Now that his senses were returning, he was interested to find out what happened to his telescope and his chain and his level, not to mention what might have happened in the meantime to the rest of his team of three other surveyors. However, he wouldn’t be able to retrieve his instruments in the Sioux camp or restore himself to his team until he had returned the beautiful idiot to her family.

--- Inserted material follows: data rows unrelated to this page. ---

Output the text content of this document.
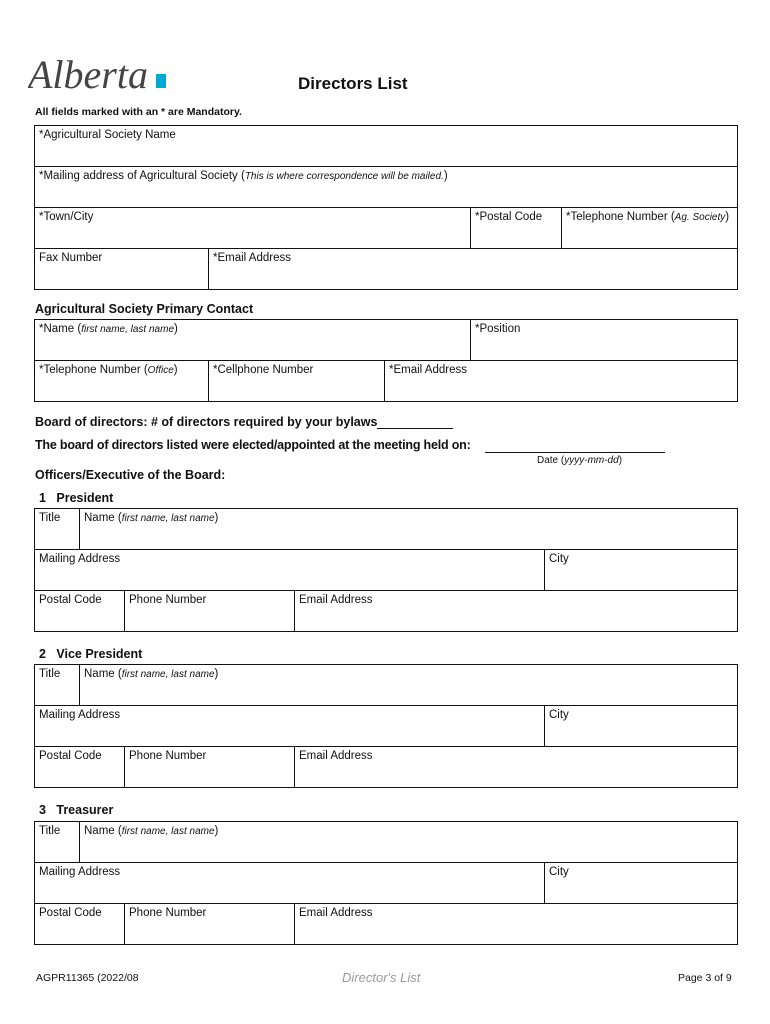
Alberta	Directors List
All fields marked with an * are Mandatory.
*Agricultural Society Name			
*Mailing address of Agricultural Society (This is where correspondence will be mailed.)			
*Town/City		*Postal Code	*Telephone Number (Ag. Society)
Fax Number	*Email Address		
Agricultural Society Primary Contact
*Name (first name, last name)			*Position
*Telephone Number (Office)	*Cellphone Number	*Email Address	
Board of directors: # of directors required by your bylaws
The board of directors listed were elected/appointed at the meeting held on:
Date (yyyy-mm-dd)
Officers/Executive of the Board:
1 President
Title	Name (first name, last name)			
Mailing Address				City
Postal Code		Phone Number	Email Address	
2 Vice President
Title	Name (first name, last name)			
Mailing Address				City
Postal Code		Phone Number	Email Address	
3 Treasurer
Title	Name (first name, last name)			
Mailing Address				City
Postal Code		Phone Number	Email Address	
AGPR11365 (2022/08	Director's List	Page 3 of 9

Full circle. Begin by thinking about a woman. End by thinking about a woman. Maybe it had something to do with having been stripped naked, made to face certain death, and then being reborn. But how long was he—were they—destined to survive with almost no resources in the middle of hundreds of thousands of acres of wilderness? Make that several millions of acres. He didn’t know exactly how many, and it was the job of the surveying team to establish that number. The odds against him accomplishing his part of the mission now were high, and here he was a good hundred miles east of where he had last seen his team, with no equipment, no horse, and in the company of an irritating woman who seemed to think that their life-or-death circumstances made a good occasion to embroider.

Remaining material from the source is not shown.